Overcoming Resistance to Change: Lewin’s Change Process>>

Often, the trickiest part of implementing an organizational change is over coming employees’ resistance to it. The change may require the cooperation of dozens or even hundreds of managers and supervisors, many of whom might well view the change as detrimental to their peace of mind. Resistance may therefore be considerable.

Psychologists Kurt Lewin formulated the classic explanation of how to implement change in the face of resistance. Behavior is a product of two kinds of forces – those striving to maintain the status quo and those pushing for change. Implementing changes, thus either weakens the status quo forces or building up the forces for change.

Change process consisted of three steps:

Unfreezing: Unfreezing means reducing the forces that are striving to maintain the status, usually by presenting problem or even to get people to recognize the need for change and to search for new solutions.

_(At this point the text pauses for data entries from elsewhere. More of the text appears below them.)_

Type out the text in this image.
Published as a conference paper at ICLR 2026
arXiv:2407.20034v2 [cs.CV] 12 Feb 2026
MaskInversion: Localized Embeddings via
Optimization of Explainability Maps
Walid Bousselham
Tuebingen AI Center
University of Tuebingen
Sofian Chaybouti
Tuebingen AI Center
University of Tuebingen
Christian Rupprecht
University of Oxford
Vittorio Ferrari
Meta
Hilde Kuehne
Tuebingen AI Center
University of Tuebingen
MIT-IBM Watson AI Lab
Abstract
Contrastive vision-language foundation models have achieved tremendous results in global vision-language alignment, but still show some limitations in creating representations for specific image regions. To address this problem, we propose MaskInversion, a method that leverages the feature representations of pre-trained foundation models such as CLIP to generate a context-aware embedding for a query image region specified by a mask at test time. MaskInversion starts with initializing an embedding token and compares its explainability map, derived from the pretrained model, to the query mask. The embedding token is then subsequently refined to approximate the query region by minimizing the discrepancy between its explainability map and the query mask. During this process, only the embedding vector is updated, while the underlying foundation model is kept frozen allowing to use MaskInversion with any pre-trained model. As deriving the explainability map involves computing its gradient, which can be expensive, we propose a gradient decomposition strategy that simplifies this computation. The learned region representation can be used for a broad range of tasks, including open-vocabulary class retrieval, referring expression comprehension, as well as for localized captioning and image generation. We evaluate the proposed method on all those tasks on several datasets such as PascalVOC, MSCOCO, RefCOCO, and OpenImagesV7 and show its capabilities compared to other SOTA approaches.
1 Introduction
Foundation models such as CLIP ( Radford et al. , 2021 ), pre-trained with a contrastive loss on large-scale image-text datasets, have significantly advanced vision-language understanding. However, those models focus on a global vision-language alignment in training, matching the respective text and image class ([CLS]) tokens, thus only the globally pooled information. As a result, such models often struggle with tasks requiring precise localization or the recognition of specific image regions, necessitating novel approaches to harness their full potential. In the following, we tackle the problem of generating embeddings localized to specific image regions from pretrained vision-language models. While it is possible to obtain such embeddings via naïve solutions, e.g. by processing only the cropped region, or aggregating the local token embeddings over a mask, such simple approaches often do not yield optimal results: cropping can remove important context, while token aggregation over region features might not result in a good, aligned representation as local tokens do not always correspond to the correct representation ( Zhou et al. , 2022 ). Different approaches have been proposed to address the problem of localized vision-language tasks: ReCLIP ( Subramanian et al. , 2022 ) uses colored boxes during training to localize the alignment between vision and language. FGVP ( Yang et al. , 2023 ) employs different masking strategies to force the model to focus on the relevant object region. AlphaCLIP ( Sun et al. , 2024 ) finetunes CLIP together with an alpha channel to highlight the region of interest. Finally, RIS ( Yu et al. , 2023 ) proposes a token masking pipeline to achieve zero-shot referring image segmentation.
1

Moving means development new behaviors, values and attitudes sometimes through structural changes and sometimes through the sorts of HR based organizational change ad development techniques explained later. The aim is to alter people’s behavior.

Refreezing: Organizations tend to revert to their former ways of doing things unless you reinforce the changes. How do you do this? by refreezing the organization into its new equilibrium. Specifically instituting new systems and procedures (such as new compensation plans and appraisal processes) to support and maintain the changes.